What I've normally liked about Marvel's various outer-space comics is that they're wildly unpredictable. Half the cast gets killed off in the blink of an eye, with surprise villains, twists, and turns everywhere. So when "Realm of Kings: Inhumans" has settled into a predictable plotline, it can't help but be a tiny bit disappointing.

It's not a bad comic, but Dan Abnett and Andy Lanning's script is going exactly where you'd suspect it would. Medusa is still relishing her role as Queen of the Kree, Crystal and Ronan's romance is starting to get nauseatingly sweet, the Black Bolt-related cliffhanger from the previous issue is resolved exactly as you'd expect, and the surprise bad guy isn't much of a surprise at all.

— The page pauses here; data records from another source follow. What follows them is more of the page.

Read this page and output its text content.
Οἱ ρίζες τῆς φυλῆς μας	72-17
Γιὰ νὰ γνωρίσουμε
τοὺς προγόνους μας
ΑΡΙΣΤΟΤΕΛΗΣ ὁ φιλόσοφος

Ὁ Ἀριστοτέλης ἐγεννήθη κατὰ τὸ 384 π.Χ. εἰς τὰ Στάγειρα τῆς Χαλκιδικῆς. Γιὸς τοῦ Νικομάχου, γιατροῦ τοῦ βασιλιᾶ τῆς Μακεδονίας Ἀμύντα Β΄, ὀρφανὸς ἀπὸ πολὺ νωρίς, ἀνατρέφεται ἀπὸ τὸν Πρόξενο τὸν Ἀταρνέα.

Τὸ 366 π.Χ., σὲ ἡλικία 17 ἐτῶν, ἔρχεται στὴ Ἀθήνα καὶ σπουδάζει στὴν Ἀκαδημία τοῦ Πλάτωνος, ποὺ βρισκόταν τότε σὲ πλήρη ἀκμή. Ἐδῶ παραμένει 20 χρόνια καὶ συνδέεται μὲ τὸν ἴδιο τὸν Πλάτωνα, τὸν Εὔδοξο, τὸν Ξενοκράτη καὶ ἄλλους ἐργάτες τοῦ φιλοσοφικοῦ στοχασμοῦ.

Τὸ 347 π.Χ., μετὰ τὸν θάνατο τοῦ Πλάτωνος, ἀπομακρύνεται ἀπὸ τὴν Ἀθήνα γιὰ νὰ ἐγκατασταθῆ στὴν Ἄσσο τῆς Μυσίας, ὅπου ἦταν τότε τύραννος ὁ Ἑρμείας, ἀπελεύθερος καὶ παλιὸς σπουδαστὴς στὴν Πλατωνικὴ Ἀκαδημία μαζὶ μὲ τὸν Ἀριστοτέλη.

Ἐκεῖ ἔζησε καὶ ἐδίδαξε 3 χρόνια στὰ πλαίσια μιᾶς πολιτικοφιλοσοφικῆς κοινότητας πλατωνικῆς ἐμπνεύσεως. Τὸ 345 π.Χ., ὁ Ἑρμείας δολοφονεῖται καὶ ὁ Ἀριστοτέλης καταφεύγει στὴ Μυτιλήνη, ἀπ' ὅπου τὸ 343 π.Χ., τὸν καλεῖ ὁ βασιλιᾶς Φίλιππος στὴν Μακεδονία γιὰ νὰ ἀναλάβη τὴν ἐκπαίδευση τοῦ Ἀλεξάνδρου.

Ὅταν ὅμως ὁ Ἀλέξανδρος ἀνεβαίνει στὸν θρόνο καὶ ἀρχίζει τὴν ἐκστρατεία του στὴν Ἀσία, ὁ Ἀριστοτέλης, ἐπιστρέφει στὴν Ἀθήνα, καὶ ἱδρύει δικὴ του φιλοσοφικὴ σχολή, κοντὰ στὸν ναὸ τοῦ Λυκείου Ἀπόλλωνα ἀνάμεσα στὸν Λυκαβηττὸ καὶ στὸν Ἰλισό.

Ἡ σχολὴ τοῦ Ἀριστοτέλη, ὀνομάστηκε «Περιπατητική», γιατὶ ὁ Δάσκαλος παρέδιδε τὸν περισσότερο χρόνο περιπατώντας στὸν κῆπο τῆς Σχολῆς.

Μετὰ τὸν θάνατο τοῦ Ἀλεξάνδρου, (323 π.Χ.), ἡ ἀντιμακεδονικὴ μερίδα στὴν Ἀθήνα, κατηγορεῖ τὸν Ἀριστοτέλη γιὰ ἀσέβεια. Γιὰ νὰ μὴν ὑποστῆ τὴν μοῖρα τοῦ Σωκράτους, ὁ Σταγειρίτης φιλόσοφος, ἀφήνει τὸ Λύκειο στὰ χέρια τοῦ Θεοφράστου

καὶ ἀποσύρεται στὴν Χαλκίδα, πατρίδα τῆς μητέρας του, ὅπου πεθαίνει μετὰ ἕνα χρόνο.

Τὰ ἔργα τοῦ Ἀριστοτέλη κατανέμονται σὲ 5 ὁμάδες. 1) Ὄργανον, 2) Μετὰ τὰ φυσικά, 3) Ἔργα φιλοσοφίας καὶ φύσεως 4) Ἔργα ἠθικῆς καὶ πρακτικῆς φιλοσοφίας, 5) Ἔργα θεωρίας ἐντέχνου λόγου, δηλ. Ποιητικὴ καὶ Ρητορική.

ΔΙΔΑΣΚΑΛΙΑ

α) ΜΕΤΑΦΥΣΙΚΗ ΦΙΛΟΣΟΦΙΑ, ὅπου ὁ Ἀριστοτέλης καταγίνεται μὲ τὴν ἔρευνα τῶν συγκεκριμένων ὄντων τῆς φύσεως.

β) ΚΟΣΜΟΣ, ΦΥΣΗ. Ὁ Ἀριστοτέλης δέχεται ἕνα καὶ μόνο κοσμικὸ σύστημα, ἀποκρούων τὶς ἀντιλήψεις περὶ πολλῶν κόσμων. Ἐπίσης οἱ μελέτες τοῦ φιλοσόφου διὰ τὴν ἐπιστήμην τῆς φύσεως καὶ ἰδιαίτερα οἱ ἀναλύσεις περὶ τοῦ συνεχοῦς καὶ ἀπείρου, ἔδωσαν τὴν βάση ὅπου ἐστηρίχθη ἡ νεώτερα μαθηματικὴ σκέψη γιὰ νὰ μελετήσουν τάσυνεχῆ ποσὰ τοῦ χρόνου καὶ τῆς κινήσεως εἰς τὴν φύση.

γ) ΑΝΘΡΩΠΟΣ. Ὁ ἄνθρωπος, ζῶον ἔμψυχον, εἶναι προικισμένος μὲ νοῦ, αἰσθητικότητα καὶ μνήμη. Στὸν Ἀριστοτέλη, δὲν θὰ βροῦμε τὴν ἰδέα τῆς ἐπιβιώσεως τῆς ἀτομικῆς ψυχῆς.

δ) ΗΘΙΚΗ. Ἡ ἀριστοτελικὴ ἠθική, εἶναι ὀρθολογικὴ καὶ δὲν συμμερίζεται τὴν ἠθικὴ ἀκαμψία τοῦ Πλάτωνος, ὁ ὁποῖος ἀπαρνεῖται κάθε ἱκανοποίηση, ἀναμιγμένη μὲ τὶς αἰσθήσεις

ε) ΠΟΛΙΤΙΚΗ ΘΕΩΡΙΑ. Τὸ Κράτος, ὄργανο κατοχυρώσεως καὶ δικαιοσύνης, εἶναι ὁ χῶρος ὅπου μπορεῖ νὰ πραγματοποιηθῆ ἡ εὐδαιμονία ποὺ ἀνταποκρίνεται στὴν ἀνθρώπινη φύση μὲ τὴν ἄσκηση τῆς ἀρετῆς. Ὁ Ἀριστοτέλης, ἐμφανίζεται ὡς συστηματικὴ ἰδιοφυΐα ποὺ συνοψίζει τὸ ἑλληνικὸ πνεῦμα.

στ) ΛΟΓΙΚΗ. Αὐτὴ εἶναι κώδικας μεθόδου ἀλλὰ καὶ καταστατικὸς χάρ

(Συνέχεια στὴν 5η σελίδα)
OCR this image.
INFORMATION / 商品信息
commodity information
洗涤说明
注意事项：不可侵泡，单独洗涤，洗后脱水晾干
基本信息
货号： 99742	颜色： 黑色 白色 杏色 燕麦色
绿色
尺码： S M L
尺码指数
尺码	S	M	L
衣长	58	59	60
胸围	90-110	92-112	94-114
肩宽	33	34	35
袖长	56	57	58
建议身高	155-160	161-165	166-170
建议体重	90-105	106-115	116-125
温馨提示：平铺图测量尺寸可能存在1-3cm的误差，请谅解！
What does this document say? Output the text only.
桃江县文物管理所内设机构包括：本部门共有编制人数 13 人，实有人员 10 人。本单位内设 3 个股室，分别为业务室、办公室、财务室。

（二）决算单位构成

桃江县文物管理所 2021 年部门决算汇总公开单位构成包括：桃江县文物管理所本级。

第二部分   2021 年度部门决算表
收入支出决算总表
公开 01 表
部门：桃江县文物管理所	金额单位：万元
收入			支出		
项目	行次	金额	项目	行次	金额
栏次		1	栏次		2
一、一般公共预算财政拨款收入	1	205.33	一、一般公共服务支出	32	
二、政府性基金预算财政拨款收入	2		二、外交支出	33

The one plus that Abnett and Lanning bring to the book is that while you see the events of this issue coming a mile (or should that be a month?) away, it's still told well. So the journey might be going over overly familiar territory, but it's at least semi-entertaining the process. Still, things need to be kicked up several notches in the remaining two issues, because what started out promising is threatening to end up boring instead.

Wellinton Alves (who drew the "War of Kings: Ascension" mini-series last year) steps in to pinch-hit the pencils this month, and he does a solid job. His pencils are more and more reminding me of artists like Alan Davis these days; his opening pages of Gorgon attacking Kree war machines actually had me double-checking the credits page to make sure it wasn't Davis, and Medusa looks fairly lovely and regal even as she strides around an Inhumans control room. It's a huge jump forward from his "Ascension" work last year, and if Marvel hasn't signed him to an ongoing series yet they need to do so. I can only imagine what his art is going to look like in another year, at this rate of improvement.

"Realm of Kings: Inhumans" was the title that I had the highest hopes for in "Realm of Kings" and it's the one that is starting to disappoint. Let's have more political maneuvering and less standard super-hero drama, please.